Suite à une enquête, un acte d’accusation a été déposé contre deux suspects pour le trafic d’environ 45 kg de drogues via un drone qui a franchi la frontière égyptienne. Le 26 juin 2011, une opération ciblée a eu lieu à la frontière égyptienne.
Suite à une enquête, un acte d'accusation a été déposé contre deux suspects pour le trafic d'environ 45 kg de drogues via un drone qui a franchi la frontière égyptienne. Le 26 juin 2011, une opération ciblée a eu lieu à la frontière égyptienne.
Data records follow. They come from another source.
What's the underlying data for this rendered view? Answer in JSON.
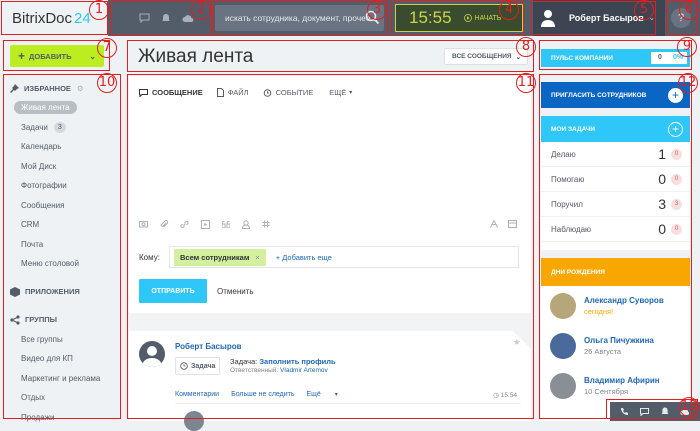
{
  "header": {
    "logo_main": "BitrixDoc",
    "logo_num": "24",
    "search_placeholder": "искать сотрудника, документ, прочее...",
    "clock_time": "15:55",
    "clock_start": "НАЧАТЬ",
    "user_name": "Роберт Басыров",
    "help": "?"
  },
  "add_button": {
    "label": "ДОБАВИТЬ",
    "plus": "+",
    "chevron": "⌄"
  },
  "sidebar": {
    "favorites_title": "ИЗБРАННОЕ",
    "favorites": [
      {
        "label": "Живая лента"
      },
      {
        "label": "Задачи",
        "badge": "3"
      },
      {
        "label": "Календарь"
      },
      {
        "label": "Мой Диск"
      },
      {
        "label": "Фотографии"
      },
      {
        "label": "Сообщения"
      },
      {
        "label": "CRM"
      },
      {
        "label": "Почта"
      },
      {
        "label": "Меню столовой"
      }
    ],
    "apps_title": "ПРИЛОЖЕНИЯ",
    "groups_title": "ГРУППЫ",
    "groups": [
      {
        "label": "Все группы"
      },
      {
        "label": "Видео для КП"
      },
      {
        "label": "Маркетинг и реклама"
      },
      {
        "label": "Отдых"
      },
      {
        "label": "Продажи"
      }
    ]
  },
  "main": {
    "title": "Живая лента",
    "filter": "ВСЕ СООБЩЕНИЯ",
    "filter_chevron": "⌄",
    "tabs": {
      "message": "СООБЩЕНИЕ",
      "file": "ФАЙЛ",
      "event": "СОБЫТИЕ",
      "more": "ЕЩЁ"
    },
    "to_label": "Кому:",
    "recipient": "Всем сотрудникам",
    "recipient_remove": "×",
    "add_more": "+ Добавить еще",
    "send": "ОТПРАВИТЬ",
    "cancel": "Отменить",
    "post": {
      "author": "Роберт Басыров",
      "type": "Задача",
      "task_prefix": "Задача:",
      "task_link": "Заполнить профиль",
      "resp_prefix": "Ответственный:",
      "resp_name": "Vladmir Artemov",
      "action_comments": "Комментарии",
      "action_unfollow": "Больше не следить",
      "action_more": "Ещё",
      "time": "15:54"
    }
  },
  "right": {
    "pulse_label": "ПУЛЬС КОМПАНИИ",
    "pulse_count": "0",
    "pulse_pct": "0%",
    "invite": "ПРИГЛАСИТЬ СОТРУДНИКОВ",
    "tasks_title": "МОИ ЗАДАЧИ",
    "tasks": [
      {
        "label": "Делаю",
        "count": "1",
        "badge": "0"
      },
      {
        "label": "Помогаю",
        "count": "0",
        "badge": "0"
      },
      {
        "label": "Поручил",
        "count": "3",
        "badge": "3"
      },
      {
        "label": "Наблюдаю",
        "count": "0",
        "badge": "0"
      }
    ],
    "birthdays_title": "ДНИ РОЖДЕНИЯ",
    "birthdays": [
      {
        "name": "Александр Суворов",
        "date": "сегодня!"
      },
      {
        "name": "Ольга Пичужкина",
        "date": "26 Августа"
      },
      {
        "name": "Владимир Афирин",
        "date": "10 Сентября"
      }
    ]
  },
  "markers": [
    "1",
    "2",
    "3",
    "4",
    "5",
    "6",
    "7",
    "8",
    "9",
    "10",
    "11",
    "12",
    "13"
  ],
  "colors": {
    "topbar": "#535c69",
    "accent_blue": "#2fc7f7",
    "add_green": "#bbed21",
    "marker_red": "#e0201e",
    "birthday_orange": "#f7a700"
  }
}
Par la suite, le drone a été observé atterrissant en territoire israélien, et simultanément, les destinataires du drone ont été identifiés. Dès l’instant de leur identification, les suspects, qui se déplaçaient dans un véhicule opérationnel, ont été surveillés. Durant la surveillance, il a été constaté qu’à un certain moment, les suspects ont déchargé quelque chose du véhicule, et par la suite, environ 45 kg de drogue dangereuse, du haschisch, ont été saisis par les forces. Simultanément, une poursuite du véhicule a eu lieu, au cours de laquelle les deux suspects ont tenté de s’enfuir à pied, mais ont été appréhendés après une courte course par des combattants de la Police des frontières. Une fouille du véhicule a révélé un drone, des télécommandes de drone et des téléphones portables. D’après les éléments de l’enquête, il est apparu que le drone saisi aurait effectué plusieurs vols ce jour-là. Les deux suspects, cousins résidant dans l’implantation bédouine d’Al-Aza’zeh (16 et 20 ans), ont été transférés pour enquête à la Police du district Sud, où ils ont également été interrogés pour la nouvelle infraction de violation de la souveraineté de l’État à la frontière, conformément à l’article 122A du Code pénal, qui relève du chapitre traitant de la sécurité de l’État, des relations étrangères et des secrets officiels. Il s’agit d’une nouvelle infraction visant à renforcer l’application de la loi et la punition pour le trafic transfrontalier n’effectué pas par un point de passage autorisé, et sa peine est d’une durée maximale de neuf ans d’emprisonnement, en plus d’autres infractions, notamment l’importation de drogues dangereuses et la mise en danger de la vie humaine. À l’issue de l’enquête, une déclaration de mise en accusation a été déposée contre les deux hier, et le ministère public devrait déposer un acte d’accusation et une demande de leur détention jusqu’à la fin des procédures judiciaires demain.